Mumbai: Franklin Templeton Mutual Fund has urged unitholders to vote in favour of the trustees’ decision to wind up the six debt schemes. This comes in after the Supreme Court ruled on Thursday that the fund house should seek unitholders’ consent to close these schemes.
“We seek your consent for the orderly winding up and believe this will result in the best possible outcomes for unitholders under the current circumstances,” said Sanjay Sapre, President, Franklin Templeton Asset Management in the letter. “In normal market conditions, the opportunity to liquidate assets at fair value will increase with time.”
The fund house had proposed to shut six debt schemes handling ₹26,000 crore of investor money on April 23 as it was struggling to handle redemption pressure due to illiquid securities in the portfolios and crisis in the bond market.
Franklin said unitholders will have two options — Yes or No — in the upcoming voting process.
A ‘Yes’ vote will mean that the six schemes will not be required to make a distress sale of bonds to fund redemptions to unitholders, said the fund house. A ‘No’ vote will mean the funds will have to re-open for purchases and redemptions, which could lead to ‘significant’ losses due to the need to sell securities at distress prices to fund the redemption, it said.

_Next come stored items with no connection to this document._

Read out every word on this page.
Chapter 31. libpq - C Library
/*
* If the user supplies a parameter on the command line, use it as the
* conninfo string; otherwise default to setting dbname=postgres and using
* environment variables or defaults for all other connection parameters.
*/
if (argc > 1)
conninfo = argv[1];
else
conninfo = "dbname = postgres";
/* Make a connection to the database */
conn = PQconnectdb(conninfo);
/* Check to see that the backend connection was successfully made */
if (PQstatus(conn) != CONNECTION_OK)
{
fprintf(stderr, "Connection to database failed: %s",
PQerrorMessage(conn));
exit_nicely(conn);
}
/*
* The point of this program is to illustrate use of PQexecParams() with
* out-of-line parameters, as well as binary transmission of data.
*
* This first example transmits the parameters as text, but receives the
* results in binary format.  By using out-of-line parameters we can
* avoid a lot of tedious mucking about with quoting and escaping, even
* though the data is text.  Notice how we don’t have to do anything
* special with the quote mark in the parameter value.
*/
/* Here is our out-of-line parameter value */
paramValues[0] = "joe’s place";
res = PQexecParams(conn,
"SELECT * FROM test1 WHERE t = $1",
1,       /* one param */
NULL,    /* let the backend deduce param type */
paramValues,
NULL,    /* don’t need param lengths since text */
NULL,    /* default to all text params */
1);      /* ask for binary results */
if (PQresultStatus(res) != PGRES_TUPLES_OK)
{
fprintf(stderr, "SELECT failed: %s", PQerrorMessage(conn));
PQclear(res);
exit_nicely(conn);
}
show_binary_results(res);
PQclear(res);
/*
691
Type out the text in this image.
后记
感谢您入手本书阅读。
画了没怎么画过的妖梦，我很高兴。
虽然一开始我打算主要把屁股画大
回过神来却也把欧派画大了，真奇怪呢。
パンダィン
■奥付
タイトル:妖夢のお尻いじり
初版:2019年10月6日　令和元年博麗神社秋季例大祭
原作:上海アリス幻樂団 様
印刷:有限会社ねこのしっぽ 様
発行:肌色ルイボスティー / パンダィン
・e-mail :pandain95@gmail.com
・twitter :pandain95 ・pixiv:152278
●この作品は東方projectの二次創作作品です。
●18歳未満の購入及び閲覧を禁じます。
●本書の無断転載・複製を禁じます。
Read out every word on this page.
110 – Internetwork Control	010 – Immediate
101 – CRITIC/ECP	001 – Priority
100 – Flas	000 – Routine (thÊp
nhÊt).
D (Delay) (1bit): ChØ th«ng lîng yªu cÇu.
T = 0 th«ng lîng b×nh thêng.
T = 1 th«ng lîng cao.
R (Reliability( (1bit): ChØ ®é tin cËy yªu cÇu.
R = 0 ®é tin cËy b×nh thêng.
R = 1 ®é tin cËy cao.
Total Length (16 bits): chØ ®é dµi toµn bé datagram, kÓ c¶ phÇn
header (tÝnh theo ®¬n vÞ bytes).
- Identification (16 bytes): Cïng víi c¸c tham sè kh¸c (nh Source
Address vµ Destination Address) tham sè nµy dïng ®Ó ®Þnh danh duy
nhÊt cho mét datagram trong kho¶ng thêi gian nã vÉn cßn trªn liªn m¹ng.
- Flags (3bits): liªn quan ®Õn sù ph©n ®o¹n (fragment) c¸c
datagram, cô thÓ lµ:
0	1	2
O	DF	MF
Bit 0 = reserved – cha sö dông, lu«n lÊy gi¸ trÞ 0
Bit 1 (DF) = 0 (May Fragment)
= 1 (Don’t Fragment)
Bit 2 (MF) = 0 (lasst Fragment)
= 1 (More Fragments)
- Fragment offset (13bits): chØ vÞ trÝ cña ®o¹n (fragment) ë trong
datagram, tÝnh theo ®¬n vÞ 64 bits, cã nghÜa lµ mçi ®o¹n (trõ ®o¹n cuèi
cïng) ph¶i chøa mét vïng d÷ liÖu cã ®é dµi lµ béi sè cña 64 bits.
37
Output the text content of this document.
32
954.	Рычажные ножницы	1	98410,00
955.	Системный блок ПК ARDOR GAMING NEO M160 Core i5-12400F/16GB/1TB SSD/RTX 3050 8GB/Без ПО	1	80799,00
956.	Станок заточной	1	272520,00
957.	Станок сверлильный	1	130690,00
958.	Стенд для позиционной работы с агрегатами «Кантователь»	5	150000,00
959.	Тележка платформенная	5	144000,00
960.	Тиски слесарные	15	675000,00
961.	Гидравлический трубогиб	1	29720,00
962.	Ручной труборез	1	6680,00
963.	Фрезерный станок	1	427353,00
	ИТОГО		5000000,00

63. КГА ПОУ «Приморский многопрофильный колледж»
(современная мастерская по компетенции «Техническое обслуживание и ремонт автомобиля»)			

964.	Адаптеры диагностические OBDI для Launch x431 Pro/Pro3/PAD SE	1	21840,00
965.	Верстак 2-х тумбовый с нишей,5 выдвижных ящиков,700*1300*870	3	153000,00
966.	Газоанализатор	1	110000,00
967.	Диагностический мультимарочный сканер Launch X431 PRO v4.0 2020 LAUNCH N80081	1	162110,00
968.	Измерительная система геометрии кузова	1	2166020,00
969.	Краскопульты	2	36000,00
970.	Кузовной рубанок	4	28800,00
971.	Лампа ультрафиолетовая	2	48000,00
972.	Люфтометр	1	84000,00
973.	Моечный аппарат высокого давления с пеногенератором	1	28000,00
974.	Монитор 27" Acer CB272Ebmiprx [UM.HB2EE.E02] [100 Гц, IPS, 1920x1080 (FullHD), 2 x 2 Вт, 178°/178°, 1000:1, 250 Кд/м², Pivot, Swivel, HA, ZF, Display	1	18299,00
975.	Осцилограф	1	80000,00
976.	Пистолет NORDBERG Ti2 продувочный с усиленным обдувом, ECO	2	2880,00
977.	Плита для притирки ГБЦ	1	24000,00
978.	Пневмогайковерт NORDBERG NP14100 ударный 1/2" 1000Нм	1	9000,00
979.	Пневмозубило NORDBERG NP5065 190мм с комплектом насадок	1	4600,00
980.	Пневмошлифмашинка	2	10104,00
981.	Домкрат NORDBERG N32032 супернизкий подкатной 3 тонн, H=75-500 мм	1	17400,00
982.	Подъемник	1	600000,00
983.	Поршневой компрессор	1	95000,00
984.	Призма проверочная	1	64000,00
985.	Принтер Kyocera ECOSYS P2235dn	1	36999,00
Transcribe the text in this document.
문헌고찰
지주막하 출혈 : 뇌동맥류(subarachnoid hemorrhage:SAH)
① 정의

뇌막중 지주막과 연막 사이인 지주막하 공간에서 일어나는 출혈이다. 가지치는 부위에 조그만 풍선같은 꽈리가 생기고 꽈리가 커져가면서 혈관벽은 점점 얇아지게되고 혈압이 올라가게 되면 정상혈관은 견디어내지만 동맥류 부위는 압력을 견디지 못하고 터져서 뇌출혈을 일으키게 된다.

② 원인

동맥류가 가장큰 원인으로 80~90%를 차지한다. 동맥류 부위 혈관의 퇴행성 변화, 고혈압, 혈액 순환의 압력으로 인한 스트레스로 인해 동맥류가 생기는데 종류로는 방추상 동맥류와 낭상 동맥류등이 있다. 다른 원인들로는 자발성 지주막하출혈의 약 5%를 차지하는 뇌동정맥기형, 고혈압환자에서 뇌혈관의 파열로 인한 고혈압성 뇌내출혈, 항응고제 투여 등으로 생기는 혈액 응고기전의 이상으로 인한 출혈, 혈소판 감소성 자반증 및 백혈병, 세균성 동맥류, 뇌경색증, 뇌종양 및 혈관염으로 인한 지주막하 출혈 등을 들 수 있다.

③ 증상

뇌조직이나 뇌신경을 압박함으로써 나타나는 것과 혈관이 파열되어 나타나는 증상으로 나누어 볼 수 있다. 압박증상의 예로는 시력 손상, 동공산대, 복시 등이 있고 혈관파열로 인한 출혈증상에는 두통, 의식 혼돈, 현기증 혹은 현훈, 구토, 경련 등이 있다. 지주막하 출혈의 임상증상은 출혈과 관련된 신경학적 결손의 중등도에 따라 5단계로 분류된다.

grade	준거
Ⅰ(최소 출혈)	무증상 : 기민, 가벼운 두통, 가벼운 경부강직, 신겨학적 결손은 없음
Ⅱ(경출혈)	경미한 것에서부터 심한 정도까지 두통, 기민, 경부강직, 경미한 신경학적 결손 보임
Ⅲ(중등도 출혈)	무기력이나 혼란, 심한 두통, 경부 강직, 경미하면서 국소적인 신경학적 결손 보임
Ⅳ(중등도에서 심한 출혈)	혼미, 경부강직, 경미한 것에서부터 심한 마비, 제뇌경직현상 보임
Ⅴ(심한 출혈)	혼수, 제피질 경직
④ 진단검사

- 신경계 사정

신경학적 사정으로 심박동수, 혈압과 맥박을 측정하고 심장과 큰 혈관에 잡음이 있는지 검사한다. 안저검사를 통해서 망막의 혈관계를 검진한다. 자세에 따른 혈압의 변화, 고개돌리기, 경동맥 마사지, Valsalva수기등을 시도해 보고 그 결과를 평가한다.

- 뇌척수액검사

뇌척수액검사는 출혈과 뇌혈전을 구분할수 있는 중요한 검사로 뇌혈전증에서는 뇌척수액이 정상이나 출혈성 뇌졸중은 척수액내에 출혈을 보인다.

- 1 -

Sapre said the debt securities held in the funds can be liquidated at fair value, if the schemes are allowed to undertake an orderly process of liquidation. “This is preferable to a distress sale of securities that would occur if a rush of redemptions forces an emergency liquidation of the securities at prices far below their realizable value under normal market conditions,” the Franklin letter said.